His first weapon: a birdbath. According to Mr. Hall, the birdbath, which can run on batteries, solar power or electricity, provides an attractive place for mosquito mothers to lay their eggs. Every few days a tiny computer chip embedded in the birdbath instructs a pump to flush the water out, pushing it through a fine-mesh filter. As the mosquito eggs go through the filter, they are crushed. Of course, some early bloomers may already have developed into larvae or nymphs. But since they are too young to fly and they don't really know how to swim, Mr. Hall said, they drown as they take the mosquito's equivalent of a whitewater rafting trip without a life vest.

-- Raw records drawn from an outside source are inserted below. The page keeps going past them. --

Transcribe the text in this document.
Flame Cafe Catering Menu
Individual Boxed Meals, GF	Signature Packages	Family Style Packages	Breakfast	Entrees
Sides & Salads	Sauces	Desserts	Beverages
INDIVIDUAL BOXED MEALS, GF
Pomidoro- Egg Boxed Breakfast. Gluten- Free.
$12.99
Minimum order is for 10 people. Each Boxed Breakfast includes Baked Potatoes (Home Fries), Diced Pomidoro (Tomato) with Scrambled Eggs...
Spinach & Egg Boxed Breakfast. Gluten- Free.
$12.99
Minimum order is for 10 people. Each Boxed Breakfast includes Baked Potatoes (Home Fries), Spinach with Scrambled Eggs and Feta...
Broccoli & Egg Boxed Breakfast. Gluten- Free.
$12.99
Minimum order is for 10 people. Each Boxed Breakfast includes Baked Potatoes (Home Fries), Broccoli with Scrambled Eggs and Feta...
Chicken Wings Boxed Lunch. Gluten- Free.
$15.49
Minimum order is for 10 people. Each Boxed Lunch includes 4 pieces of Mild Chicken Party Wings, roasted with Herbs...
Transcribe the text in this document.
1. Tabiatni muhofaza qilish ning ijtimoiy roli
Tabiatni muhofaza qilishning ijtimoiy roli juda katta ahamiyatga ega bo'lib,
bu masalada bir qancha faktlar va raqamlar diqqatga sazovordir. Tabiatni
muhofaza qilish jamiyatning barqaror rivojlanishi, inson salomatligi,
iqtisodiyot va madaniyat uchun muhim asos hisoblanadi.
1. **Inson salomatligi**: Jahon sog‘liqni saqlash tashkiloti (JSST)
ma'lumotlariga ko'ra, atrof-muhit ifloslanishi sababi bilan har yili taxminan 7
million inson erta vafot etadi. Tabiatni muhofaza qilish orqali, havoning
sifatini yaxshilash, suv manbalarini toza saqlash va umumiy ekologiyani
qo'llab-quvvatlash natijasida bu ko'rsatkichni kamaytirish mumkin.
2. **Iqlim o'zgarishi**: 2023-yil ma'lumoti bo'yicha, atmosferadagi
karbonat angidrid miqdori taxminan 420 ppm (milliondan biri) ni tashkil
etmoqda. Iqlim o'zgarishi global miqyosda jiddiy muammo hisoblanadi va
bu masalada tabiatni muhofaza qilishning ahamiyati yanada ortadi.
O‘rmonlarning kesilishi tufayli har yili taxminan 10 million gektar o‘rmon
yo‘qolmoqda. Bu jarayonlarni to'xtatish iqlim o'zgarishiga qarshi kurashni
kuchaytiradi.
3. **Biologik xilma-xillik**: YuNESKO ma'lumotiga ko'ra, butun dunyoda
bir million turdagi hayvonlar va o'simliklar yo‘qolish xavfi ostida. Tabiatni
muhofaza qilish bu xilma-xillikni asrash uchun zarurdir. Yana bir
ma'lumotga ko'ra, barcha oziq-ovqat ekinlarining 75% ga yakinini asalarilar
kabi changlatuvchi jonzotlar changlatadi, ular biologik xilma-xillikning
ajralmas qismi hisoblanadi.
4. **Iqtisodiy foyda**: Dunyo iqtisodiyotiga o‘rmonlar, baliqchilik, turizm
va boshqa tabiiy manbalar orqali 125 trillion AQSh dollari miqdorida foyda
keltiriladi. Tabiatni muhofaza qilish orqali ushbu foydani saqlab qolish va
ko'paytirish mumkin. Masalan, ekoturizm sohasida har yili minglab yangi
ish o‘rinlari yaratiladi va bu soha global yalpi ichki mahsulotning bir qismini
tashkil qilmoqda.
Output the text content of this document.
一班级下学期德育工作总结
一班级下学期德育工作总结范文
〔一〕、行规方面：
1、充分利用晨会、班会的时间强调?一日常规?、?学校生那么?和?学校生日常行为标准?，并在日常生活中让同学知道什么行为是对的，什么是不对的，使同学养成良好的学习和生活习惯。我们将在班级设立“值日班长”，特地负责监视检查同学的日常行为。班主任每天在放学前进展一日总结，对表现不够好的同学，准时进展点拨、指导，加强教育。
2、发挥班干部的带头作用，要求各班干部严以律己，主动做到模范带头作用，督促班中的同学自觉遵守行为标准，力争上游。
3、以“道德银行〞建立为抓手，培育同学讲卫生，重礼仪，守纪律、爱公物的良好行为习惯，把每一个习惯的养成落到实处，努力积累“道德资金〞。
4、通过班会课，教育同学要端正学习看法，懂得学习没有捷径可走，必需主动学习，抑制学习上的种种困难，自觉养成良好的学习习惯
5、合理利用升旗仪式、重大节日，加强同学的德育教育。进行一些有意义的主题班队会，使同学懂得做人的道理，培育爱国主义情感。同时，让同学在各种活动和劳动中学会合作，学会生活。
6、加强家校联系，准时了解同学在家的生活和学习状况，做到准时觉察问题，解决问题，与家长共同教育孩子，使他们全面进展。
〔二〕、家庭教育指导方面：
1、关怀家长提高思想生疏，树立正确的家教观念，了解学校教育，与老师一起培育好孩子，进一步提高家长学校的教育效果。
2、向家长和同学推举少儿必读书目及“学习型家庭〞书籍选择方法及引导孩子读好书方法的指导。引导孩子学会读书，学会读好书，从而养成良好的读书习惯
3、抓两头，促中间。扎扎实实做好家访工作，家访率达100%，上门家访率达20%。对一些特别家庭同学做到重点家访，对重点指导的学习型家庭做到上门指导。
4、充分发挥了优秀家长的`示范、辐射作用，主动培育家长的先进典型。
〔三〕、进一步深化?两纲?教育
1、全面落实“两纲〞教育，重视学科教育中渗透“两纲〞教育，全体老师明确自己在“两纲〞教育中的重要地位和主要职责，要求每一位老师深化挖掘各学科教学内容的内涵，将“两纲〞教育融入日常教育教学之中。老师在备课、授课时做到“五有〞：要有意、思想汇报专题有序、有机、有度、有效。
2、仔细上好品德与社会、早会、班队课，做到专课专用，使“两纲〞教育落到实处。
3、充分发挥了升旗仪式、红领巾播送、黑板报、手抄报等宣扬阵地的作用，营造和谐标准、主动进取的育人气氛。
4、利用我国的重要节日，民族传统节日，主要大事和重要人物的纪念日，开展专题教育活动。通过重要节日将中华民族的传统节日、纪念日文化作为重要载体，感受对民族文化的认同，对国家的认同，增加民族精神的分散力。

Another device Mr. Hall has invented is a shallow tray powered by what is known as a bimetal coil. As rainwater stagnates in the tray, which has a fine mesh at the bottom, it becomes an attractive spot for mosquitoes to deposit their eggs. The coil - made of two different metals strapped together, each with different expansion and contraction rates - expands as it warms during the day, pushing the mesh above the water line. The mesh captures the eggs, which bake in the sun during the day. In the evening, the coil cools and contracts, pulling the mesh back under the water, waiting for more unsuspecting mosquitoes to lay their eggs.


The story does not mention anything about cost, but I presume it cannot cost very much. The other problem I foresee is how you make your little invention a more attractive place for a mosquito to lay eggs than open sewers and drains -- a hall mark of the developing world. That said, these sort of small-scale solutions might be worth investigating while we wait for governments to get their act together and provide at least half the level of sanitation the Indus Valley civilization is reputed to have provided its citizens with.